I find myself in slight disagreement with the noble Lord. On his latter point that the Chinese should play a bigger part, they are making major endeavours on the African continent in terms of assistance to some countries, development of some countries and, of course, the extraction of minerals. The noble Lord is absolutely right to say that the Chinese should play a more responsible role.

On his first point, while I am not personally a great advocate of it, international capitalism is all about open tendering and those who bid the most money winning the contract. I have to make the point again that this is not a short-term contract. In the longer term, our intention is to ensure that there is a situation in Afghanistan where the Government can rule effectively and provide whatever protection is required for their industries and for their own people. That is what should guide us, and we should not be diverted. However, I take the point that the Chinese could play a much bigger and more responsible part. We would welcome that.

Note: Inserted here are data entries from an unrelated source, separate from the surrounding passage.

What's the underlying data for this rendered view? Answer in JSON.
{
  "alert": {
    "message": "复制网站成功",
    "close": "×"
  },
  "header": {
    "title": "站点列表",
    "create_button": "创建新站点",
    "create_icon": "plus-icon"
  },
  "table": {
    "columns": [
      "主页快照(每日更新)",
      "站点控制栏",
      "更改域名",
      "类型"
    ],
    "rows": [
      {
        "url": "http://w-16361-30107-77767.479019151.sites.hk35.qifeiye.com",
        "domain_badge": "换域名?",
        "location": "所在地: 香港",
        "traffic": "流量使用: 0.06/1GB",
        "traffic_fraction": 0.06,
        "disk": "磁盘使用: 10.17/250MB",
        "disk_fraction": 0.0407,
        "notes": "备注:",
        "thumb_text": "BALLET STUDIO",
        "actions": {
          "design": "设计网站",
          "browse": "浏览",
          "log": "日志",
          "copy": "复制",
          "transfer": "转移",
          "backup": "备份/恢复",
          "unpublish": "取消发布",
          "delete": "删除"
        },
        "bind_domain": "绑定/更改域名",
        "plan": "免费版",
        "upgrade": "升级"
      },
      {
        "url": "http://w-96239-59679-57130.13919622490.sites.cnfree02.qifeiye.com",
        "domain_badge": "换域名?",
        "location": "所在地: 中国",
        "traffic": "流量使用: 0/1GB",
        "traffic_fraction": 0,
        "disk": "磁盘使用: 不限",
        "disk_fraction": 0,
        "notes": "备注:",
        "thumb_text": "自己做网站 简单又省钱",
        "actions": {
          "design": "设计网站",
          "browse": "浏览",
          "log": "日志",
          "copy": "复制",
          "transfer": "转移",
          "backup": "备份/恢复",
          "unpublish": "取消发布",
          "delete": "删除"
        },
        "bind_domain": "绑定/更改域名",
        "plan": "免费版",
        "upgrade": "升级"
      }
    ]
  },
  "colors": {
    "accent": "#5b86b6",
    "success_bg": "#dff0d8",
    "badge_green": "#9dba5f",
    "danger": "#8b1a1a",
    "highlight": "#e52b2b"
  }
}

My Lords, the Minister has mentioned that our Government are making funds available, at least in part, to a suitable agency of the Afghanistan Government. There are large question marks over whether that is an efficient way of operating. The wider neighbourhood of that part of the world contains the world’s largest democracy next door, which has huge experience of gemstones, mining and so on. Are the Government considering working with the Indian Government on this issue? Would that not be a better way forward than just an isolated, incidental expenditure on a small scale, which is albeit laudable, through the agency of a very corrupt Government indeed?

My Lords, we are in constant communication with our coalition colleagues and the countries in the region. The noble Baroness makes an important point in saying that India has a major interest in the gemstone industry both in its own sub-continent and beyond. I am sure that if there is assistance and advice that could be given, we would welcome Indian assistance in that direction. However, in the end it has to be for the Afghan Government and the Afghan people to determine their own future. All we seek to do is not to colonise the country; ironically, although we may have diamonds in Russian and British crowns, that is not what we are about in 2010. We are concerned with helping the Afghan people rid themselves of a form of insurgency and govern themselves. Those are the objectives that we should retain as our central focus.

My Lords, does the Minister accept that the problem is not the small-scale mining of gemstones, but that of getting them out of the country and on to the international market? I understand that this is done on foot across the most dangerous frontier in the world; namely, that between Afghanistan and Pakistan. Can the noble Lord tell us what is being done to add to the security of that border?

The question of the security of the border is much broader than one of people smuggling gemstones in small quantities, which must be the case by definition if they are being transported on foot. What we have is a much greater military and civil project, which is to assist the Government in defending themselves against incursions by people from neighbouring states who support the Taliban and al-Qaeda. That is in our own British interests as well as in the interests of the people concerned. I have no particular knowledge on the narrower point about gemstones, but I shall certainly look into it and write to the noble Lord.